A notícia é da CNN Brasil. A conversa aconteceu
entre Daniel Lopes Monteiro, apontado pela PF como operador jurídico financeiro
ligado ao Master, e Guilherme Henrique Sodré Martins, o "Tio Guiga",
pessoa de confiança do senador. As autoridades encontraram uma mensagem em que
Monteiro envia a Sodré: "A altura do vão é 2,45m". Guilherme
responde: "Perfeito".
Segundo a PF, o termo foi usado para dificultar a
compreensão do conteúdo, mas, ao que tudo indica, a "altura do vão" diz
respeito ao valor de R$ 2,45 milhões relacionados ao imóvel adquirido no
empreendimento Poemè Horto. O imóvel de alto padrão construído pela Moura
Dubeux e está localizado no Horto Florestal, em Salvador (BA).

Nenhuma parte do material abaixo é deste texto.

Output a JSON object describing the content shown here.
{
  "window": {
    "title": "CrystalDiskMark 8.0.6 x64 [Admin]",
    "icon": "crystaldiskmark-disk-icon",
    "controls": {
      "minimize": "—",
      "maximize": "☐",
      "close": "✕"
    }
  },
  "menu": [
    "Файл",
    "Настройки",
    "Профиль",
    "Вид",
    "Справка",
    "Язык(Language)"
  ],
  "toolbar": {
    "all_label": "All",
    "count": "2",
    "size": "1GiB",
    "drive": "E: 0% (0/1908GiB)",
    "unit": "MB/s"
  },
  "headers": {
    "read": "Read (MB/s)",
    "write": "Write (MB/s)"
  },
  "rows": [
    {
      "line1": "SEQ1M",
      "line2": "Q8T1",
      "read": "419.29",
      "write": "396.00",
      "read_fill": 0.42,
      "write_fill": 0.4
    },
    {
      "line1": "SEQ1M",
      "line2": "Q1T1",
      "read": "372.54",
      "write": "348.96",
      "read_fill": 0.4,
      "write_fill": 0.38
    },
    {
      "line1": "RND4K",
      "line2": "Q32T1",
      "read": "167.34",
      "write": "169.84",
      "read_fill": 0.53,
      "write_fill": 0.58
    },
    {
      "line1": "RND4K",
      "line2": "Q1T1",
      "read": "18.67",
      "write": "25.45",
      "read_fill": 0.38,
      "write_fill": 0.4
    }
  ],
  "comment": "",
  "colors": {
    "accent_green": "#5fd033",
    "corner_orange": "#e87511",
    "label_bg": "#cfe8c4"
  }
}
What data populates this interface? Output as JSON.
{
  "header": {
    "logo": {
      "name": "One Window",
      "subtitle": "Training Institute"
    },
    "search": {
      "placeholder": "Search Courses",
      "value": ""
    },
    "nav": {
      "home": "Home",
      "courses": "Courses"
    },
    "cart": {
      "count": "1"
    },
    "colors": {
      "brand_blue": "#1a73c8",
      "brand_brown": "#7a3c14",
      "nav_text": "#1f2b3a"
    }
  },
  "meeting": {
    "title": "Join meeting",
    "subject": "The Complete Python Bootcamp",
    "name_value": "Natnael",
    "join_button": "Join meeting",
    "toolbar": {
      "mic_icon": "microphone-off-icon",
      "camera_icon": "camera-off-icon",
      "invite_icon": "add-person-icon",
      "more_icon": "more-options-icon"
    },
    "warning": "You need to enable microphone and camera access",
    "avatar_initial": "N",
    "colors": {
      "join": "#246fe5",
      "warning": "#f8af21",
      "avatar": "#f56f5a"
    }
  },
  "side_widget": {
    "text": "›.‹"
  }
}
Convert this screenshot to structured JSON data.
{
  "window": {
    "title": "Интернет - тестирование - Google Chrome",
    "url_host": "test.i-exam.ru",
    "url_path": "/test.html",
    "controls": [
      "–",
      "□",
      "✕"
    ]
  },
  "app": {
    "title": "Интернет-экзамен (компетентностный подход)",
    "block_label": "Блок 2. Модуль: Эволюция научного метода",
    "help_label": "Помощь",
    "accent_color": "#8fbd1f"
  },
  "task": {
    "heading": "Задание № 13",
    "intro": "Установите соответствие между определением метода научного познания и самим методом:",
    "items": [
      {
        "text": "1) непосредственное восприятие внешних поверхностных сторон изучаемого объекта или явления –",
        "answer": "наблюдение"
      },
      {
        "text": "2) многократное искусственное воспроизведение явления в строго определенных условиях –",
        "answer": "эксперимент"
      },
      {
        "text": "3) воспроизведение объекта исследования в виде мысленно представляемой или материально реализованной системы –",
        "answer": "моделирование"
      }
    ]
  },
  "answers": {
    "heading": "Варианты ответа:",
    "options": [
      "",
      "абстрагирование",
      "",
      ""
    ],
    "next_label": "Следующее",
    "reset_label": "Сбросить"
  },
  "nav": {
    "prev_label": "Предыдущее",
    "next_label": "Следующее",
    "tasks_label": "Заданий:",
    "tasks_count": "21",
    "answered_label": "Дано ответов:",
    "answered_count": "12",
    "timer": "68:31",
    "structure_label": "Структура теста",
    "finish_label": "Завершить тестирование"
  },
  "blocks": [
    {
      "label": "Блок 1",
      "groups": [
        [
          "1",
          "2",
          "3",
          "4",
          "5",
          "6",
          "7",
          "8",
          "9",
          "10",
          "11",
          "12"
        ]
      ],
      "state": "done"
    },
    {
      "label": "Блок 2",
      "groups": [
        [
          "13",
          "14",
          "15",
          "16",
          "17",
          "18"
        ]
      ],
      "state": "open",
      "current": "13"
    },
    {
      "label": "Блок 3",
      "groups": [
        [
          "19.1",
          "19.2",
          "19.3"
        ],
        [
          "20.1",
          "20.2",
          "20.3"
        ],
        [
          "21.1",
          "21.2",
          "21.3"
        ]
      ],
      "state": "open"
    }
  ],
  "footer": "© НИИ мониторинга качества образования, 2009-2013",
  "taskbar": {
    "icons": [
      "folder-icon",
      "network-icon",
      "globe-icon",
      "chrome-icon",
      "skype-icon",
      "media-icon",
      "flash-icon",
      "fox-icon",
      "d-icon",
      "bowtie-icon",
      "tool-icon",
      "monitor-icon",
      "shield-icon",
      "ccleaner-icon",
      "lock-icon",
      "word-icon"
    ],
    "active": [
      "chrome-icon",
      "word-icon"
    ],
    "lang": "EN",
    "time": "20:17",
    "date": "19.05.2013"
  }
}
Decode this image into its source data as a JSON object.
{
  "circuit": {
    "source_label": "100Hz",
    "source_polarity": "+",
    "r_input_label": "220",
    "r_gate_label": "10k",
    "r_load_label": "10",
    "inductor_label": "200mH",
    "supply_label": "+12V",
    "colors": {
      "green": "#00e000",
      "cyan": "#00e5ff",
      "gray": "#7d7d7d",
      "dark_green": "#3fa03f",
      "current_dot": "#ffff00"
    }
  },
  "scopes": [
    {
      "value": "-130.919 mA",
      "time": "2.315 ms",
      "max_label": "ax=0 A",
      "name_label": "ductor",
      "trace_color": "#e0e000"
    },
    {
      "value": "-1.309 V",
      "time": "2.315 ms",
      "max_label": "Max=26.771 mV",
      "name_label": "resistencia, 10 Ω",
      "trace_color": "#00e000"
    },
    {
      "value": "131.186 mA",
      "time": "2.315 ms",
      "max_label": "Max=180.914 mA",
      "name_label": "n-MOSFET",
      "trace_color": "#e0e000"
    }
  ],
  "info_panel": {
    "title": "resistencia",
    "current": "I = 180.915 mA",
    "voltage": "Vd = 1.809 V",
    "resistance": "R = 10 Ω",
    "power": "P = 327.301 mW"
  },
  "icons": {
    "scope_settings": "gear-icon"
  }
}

A PF relaciona a conversa com outra troca de
mensagens entre Jaques Wagner e Augusto Ferreira Lima, dono do Banco Pleno e
ex-sócio de Daniel Vorcaro. Em novembro de 2024, o senador encaminha o contato
de um gerente da construtora Moura Dubeux na cidade de Salvador — encaminhando
em seguida informações relativas a um imóvel avaliado, justamente, em R$ 2,45
milhões.
Daniel Monteiro e Guilherme Sodré realizavam
videoconferências e marcavam reuniões presenciais com frequência. Segundo a
Polícia Federal, essa tática seria utilizada para dificultar a compreensão — e
consequente exposição — das conversas.
A informação consta no relatório da PF divulgado
nesta sexta-feira (11), após o presidente do STF (Supremo Tribunal Federal),
Edson Fachin, ordenar que o ministro André Mendonça derrubasse o sigilo de
todos os documentos sobre o caso Master.